Code-Identifier englisch (Python-Konvention: pack_config, read_macros, ActionEditDialog). UI-Text, Kommentare und Docstrings deutsch (Projekt- und User-Konvention). Domänenbegriffe aus der Firmware direkt übernehmen, nicht neu erfinden: profile, action, led, slot, macro, encoder, chunk. Keine generischen Namen wie data/item/entry, wo eine Bedeutung existiert — Ausnahme: data als Feldname ist durch die Firmware selbst vorgegeben (SAction.data), dort beibehalten statt umzubenennen.

Deferred Work

  • Volle docs/-Baumstruktur (siehe Dokumentation und Verifikation unten — Projektgröße rechtfertigt das aktuell nicht, kein DB-/API-Dienst)
  • Board-seitiges Umschalten des aktiven Profils per Button in der GUI — explizit vom User abgelehnt ("lass uns weg"), Live-Sync bleibt read-only
  • Profilnamen aufs Board schreiben — technisch unmöglich (kein Platz im Firmware-Struct), bleibt lokal
  • Tastendruck-Capture statt Dropdown im Programmiermodus — bewusst vermieden (WinAPI-Hook-Risiko)
  • Hintergrund-Thread für "Vom Board laden"/"Zum Board übertragen" — laufen aktuell synchron im UI-Thread (kurzzeitiges Einfrieren möglich)
  • Vorgefertigte .exe im Repo/als Release-Asset — bewusst nicht committet (Build-Artefakt), Anleitung zum Selbstbauen steht in README.md

Nicht an diesen Punkten arbeiten, ohne dass der User es explizit anfragt.

Dokumentation und Verifikation

  • README.md ist der Einstiegspunkt (Installation, Nutzung, Architektur- Überblick).
  • AGENTS.md (diese Datei) ist die agentenseitige Quelle der Wahrheit für Domänenregeln und Architekturgrenzen — jede Session aktualisieren, die daran etwas ändert oder etwas Wichtiges lernt.
  • Größeneinschätzung nach Projekt-Dokumentationsstandard: kleines/mittleres Tool ohne eigene Datenbank und ohne persistenten API-Dienst (der Browser-Server ist ein einfacher lokaler Lese-Viewer, kein Mehrbenutzer-Backend) → README.md + AGENTS.md sind Pflicht und vorhanden, ein voller docs/-Baum ist nicht angemessen.

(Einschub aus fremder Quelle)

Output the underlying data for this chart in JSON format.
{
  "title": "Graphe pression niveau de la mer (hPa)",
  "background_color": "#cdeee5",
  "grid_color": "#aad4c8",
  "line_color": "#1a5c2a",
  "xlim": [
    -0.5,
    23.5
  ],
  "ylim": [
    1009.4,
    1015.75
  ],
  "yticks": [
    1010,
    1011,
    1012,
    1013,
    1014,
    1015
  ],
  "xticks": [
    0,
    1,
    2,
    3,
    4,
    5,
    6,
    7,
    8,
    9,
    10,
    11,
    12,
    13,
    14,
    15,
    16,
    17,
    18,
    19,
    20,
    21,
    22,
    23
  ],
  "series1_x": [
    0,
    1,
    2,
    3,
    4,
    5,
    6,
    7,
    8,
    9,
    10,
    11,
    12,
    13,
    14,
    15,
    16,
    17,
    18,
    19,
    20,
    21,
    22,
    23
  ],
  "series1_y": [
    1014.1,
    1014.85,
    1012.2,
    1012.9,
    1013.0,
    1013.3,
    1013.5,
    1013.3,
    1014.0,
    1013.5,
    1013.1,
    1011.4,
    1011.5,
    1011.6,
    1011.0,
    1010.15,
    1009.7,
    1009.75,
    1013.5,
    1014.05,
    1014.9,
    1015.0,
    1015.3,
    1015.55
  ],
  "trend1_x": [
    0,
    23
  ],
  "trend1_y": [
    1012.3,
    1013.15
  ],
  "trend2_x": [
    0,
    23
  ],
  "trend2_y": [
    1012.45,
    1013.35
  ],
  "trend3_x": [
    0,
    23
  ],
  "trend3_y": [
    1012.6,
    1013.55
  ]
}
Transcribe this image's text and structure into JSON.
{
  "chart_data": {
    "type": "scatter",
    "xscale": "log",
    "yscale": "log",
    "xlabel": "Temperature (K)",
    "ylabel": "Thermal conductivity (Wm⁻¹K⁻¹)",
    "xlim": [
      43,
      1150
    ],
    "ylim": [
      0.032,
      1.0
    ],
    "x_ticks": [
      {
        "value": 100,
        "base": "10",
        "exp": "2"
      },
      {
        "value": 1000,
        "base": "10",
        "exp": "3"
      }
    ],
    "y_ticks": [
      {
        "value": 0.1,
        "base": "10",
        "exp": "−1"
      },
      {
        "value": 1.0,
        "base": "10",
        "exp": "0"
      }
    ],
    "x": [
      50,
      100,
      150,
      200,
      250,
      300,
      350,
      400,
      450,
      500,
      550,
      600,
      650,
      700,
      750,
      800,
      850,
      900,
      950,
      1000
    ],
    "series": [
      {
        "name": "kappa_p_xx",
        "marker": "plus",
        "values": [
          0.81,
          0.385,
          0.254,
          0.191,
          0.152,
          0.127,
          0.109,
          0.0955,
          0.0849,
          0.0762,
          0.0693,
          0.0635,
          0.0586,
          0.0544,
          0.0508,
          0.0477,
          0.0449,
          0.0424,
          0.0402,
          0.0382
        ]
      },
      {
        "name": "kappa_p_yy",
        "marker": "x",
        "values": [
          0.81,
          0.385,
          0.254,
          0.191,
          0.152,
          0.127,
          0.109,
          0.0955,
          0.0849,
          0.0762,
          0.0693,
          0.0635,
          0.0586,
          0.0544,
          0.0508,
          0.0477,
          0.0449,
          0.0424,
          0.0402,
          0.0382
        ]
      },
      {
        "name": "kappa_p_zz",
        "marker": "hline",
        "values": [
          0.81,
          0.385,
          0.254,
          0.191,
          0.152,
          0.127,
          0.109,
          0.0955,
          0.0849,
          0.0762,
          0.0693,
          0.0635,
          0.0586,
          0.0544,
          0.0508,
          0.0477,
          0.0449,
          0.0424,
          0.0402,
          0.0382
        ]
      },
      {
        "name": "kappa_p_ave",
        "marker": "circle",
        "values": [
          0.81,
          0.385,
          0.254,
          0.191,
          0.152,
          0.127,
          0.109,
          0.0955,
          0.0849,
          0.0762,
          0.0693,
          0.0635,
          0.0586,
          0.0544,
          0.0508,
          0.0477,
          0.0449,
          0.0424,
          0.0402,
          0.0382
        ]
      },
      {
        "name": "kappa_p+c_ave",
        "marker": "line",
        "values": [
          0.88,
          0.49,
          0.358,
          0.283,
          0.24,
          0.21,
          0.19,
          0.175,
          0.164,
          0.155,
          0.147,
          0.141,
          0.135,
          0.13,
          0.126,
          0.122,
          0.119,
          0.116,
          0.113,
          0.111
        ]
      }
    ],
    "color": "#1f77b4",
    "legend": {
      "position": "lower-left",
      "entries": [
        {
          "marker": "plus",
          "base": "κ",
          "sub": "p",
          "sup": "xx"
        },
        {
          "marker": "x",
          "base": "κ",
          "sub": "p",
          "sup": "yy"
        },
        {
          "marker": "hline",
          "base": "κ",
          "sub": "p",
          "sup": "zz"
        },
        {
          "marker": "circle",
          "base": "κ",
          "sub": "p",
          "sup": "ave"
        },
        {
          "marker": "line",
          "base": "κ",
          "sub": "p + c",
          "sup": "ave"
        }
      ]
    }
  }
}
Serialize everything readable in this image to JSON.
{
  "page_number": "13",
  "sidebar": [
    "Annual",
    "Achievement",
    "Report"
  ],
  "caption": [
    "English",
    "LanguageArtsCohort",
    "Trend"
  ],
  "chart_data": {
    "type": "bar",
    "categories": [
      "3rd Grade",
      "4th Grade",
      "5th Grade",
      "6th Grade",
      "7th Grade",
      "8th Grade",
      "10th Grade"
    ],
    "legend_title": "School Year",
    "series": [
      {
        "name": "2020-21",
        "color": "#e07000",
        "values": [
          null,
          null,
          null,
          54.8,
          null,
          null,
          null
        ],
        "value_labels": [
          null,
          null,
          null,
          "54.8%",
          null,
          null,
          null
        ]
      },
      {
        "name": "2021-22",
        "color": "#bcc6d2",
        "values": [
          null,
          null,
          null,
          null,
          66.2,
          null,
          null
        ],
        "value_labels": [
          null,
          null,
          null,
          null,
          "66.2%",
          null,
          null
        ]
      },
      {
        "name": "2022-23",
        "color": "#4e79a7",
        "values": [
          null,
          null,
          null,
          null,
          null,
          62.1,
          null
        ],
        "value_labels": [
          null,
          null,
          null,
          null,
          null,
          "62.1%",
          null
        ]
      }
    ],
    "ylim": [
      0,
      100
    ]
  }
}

Prüfungen vor einem Commit an Binärformat/Protokoll:

python -m py_compile *.py

Danach ein Live-Testskript gegen ein angeschlossenes Board laufen lassen (read → unpack → pack → Bytevergleich, siehe Existing-Codebase-Regel) — es gibt keine automatisierten Unit-Tests dafür, die Verifikation läuft manuell/interaktiv pro Session.

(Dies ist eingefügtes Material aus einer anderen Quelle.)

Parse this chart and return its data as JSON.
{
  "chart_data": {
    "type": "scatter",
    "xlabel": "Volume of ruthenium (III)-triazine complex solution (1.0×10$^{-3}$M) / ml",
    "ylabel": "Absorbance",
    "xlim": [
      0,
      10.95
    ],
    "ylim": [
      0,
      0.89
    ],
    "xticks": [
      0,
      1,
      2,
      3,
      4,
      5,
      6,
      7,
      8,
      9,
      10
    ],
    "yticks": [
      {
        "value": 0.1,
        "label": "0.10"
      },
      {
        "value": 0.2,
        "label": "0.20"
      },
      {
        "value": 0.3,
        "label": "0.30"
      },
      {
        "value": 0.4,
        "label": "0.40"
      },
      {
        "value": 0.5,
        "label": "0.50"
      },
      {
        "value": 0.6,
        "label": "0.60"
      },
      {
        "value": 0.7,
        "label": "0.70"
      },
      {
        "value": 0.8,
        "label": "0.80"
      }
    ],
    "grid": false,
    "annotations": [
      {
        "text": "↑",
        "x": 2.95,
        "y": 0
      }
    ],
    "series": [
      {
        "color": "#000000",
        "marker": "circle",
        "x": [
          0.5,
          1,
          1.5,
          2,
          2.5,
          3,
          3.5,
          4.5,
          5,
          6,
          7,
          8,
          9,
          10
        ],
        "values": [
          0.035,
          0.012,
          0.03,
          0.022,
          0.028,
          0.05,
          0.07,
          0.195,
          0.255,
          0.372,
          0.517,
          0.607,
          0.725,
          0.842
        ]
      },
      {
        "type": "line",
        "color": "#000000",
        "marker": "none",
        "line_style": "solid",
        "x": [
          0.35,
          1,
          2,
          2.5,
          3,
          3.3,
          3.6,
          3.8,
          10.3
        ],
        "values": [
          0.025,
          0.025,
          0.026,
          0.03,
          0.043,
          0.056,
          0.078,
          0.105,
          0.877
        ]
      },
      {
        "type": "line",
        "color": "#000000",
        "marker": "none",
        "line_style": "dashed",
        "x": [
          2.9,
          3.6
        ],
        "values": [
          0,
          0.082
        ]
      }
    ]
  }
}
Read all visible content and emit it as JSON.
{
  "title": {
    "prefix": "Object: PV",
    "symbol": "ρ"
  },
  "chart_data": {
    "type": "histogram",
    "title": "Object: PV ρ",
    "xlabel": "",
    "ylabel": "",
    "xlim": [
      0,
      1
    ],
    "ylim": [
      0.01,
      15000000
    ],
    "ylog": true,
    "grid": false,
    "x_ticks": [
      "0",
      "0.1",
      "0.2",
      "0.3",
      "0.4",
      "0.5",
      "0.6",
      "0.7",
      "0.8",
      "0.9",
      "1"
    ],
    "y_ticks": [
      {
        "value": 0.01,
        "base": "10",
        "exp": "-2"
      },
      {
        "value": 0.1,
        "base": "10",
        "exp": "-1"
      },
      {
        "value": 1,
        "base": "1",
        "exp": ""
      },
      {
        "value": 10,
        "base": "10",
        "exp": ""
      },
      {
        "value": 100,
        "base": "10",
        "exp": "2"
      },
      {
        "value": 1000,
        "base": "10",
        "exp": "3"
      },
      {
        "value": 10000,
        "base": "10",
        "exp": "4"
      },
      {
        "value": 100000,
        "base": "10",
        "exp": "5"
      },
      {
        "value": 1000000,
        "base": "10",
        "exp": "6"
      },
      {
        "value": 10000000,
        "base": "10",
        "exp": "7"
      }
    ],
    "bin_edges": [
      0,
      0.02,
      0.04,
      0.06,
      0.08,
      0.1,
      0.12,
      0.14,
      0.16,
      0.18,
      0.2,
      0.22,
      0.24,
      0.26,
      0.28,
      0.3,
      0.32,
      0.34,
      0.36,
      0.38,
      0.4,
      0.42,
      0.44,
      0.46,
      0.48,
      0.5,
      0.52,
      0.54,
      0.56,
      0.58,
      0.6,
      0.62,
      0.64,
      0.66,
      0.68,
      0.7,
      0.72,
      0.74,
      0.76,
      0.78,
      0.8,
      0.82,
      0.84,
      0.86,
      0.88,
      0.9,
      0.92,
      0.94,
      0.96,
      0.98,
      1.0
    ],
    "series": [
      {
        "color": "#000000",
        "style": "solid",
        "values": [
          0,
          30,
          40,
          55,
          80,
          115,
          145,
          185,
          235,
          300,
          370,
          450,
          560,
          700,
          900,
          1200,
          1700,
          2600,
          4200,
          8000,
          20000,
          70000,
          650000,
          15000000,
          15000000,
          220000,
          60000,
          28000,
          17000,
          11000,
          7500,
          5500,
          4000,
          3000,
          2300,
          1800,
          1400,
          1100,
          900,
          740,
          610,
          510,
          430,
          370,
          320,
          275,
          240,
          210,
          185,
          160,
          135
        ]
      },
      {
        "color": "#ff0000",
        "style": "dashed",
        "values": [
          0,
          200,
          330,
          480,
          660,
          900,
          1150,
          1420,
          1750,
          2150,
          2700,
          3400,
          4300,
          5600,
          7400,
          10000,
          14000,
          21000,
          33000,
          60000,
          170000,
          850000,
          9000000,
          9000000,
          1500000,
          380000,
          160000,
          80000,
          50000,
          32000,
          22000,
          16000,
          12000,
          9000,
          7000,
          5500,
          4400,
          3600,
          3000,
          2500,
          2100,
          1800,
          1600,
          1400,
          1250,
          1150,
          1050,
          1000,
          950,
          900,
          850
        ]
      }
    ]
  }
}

Committen: prägnante Commit-Message je abgeschlossenem, verifiziertem Arbeitspaket. Nach jedem Push: alle bekannten Remotes prüfen (origin auf GitHub, jappel auf git.jappel.io) — beide müssen synchron bleiben, siehe Speicher-Notiz "Multi-Remote-Repos synchron halten".

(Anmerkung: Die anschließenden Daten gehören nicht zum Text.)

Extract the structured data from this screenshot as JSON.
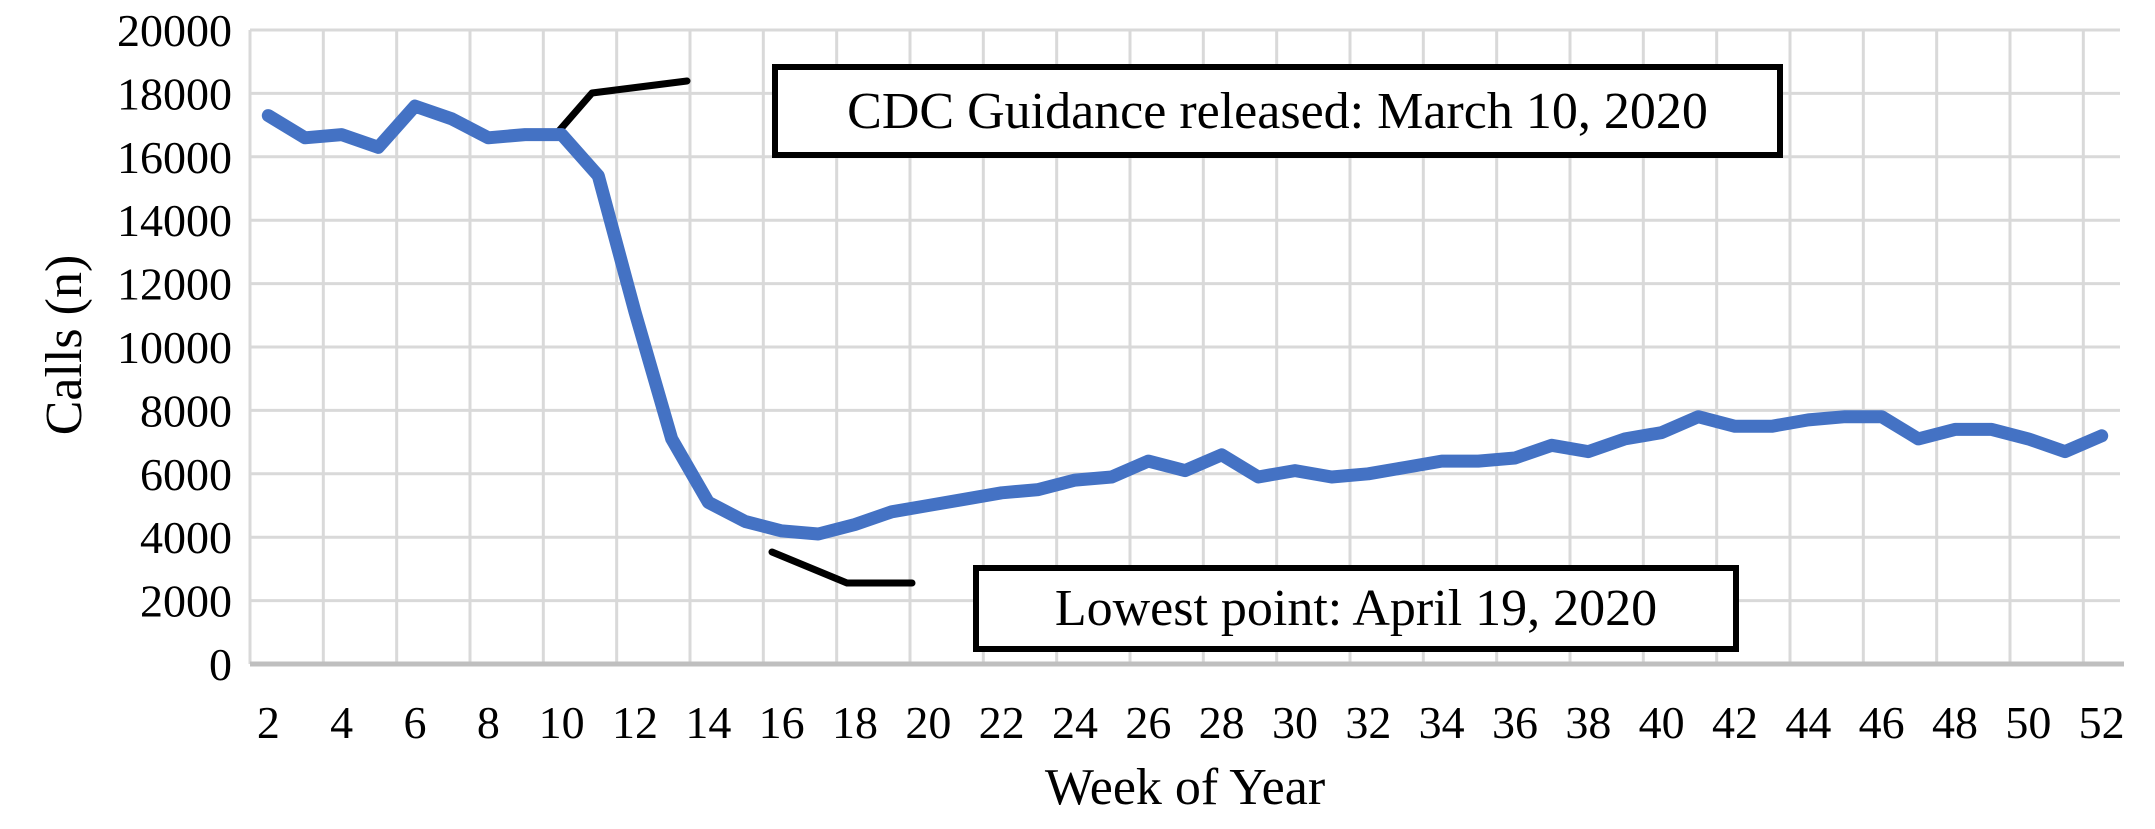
{
  "chart_data": {
    "type": "line",
    "title": "",
    "xlabel": "Week of Year",
    "ylabel": "Calls (n)",
    "series": [
      {
        "name": "Calls",
        "x": [
          2,
          3,
          4,
          5,
          6,
          7,
          8,
          9,
          10,
          11,
          12,
          13,
          14,
          15,
          16,
          17,
          18,
          19,
          20,
          21,
          22,
          23,
          24,
          25,
          26,
          27,
          28,
          29,
          30,
          31,
          32,
          33,
          34,
          35,
          36,
          37,
          38,
          39,
          40,
          41,
          42,
          43,
          44,
          45,
          46,
          47,
          48,
          49,
          50,
          51,
          52
        ],
        "values": [
          17300,
          16600,
          16700,
          16300,
          17600,
          17200,
          16600,
          16700,
          16700,
          15400,
          11100,
          7100,
          5100,
          4500,
          4200,
          4100,
          4400,
          4800,
          5000,
          5200,
          5400,
          5500,
          5800,
          5900,
          6400,
          6100,
          6600,
          5900,
          6100,
          5900,
          6000,
          6200,
          6400,
          6400,
          6500,
          6900,
          6700,
          7100,
          7300,
          7800,
          7500,
          7500,
          7700,
          7800,
          7800,
          7100,
          7400,
          7400,
          7100,
          6700,
          7200
        ]
      }
    ],
    "xlim": [
      2,
      52
    ],
    "ylim": [
      0,
      20000
    ],
    "x_ticks": [
      2,
      4,
      6,
      8,
      10,
      12,
      14,
      16,
      18,
      20,
      22,
      24,
      26,
      28,
      30,
      32,
      34,
      36,
      38,
      40,
      42,
      44,
      46,
      48,
      50,
      52
    ],
    "y_ticks": [
      0,
      2000,
      4000,
      6000,
      8000,
      10000,
      12000,
      14000,
      16000,
      18000,
      20000
    ],
    "grid": true,
    "legend": "none",
    "colors": {
      "line": "#4472C4",
      "gridline": "#D9D9D9",
      "axis_line": "#BFBFBF",
      "text": "#000000",
      "annotation_border": "#000000",
      "annotation_fill": "#FFFFFF"
    },
    "annotations": [
      {
        "id": "cdc",
        "text": "CDC Guidance released: March 10, 2020",
        "anchor_week": 10
      },
      {
        "id": "lowest",
        "text": "Lowest point: April 19, 2020",
        "anchor_week": 16
      }
    ]
  }
}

PR-Erstellung auf git.jappel.io per API/curl mit Access-Token wird vom Bash-Classifier geblockt (Auto-Mode, gilt auch für git credential fill), siehe Speicher-Notiz "Bash-Klassifikator blockt Credential/Auth-Schreibzugriffe". Branch pushen geht (nutzt den Git-eigenen Credential-Helper, kein Token im Klartext im Bash-Aufruf), den fertigen PR muss der User über den von Forgejo nach dem Push ausgegebenen Compare-Link selbst anlegen (oder Claude einen Token geben, der dann NICHT wiederverwendbar im Bash-Aufruf landen darf, sondern nur für den einen curl-Call — auch das kann der Classifier trotzdem blocken, dann bleibt nur der manuelle Link).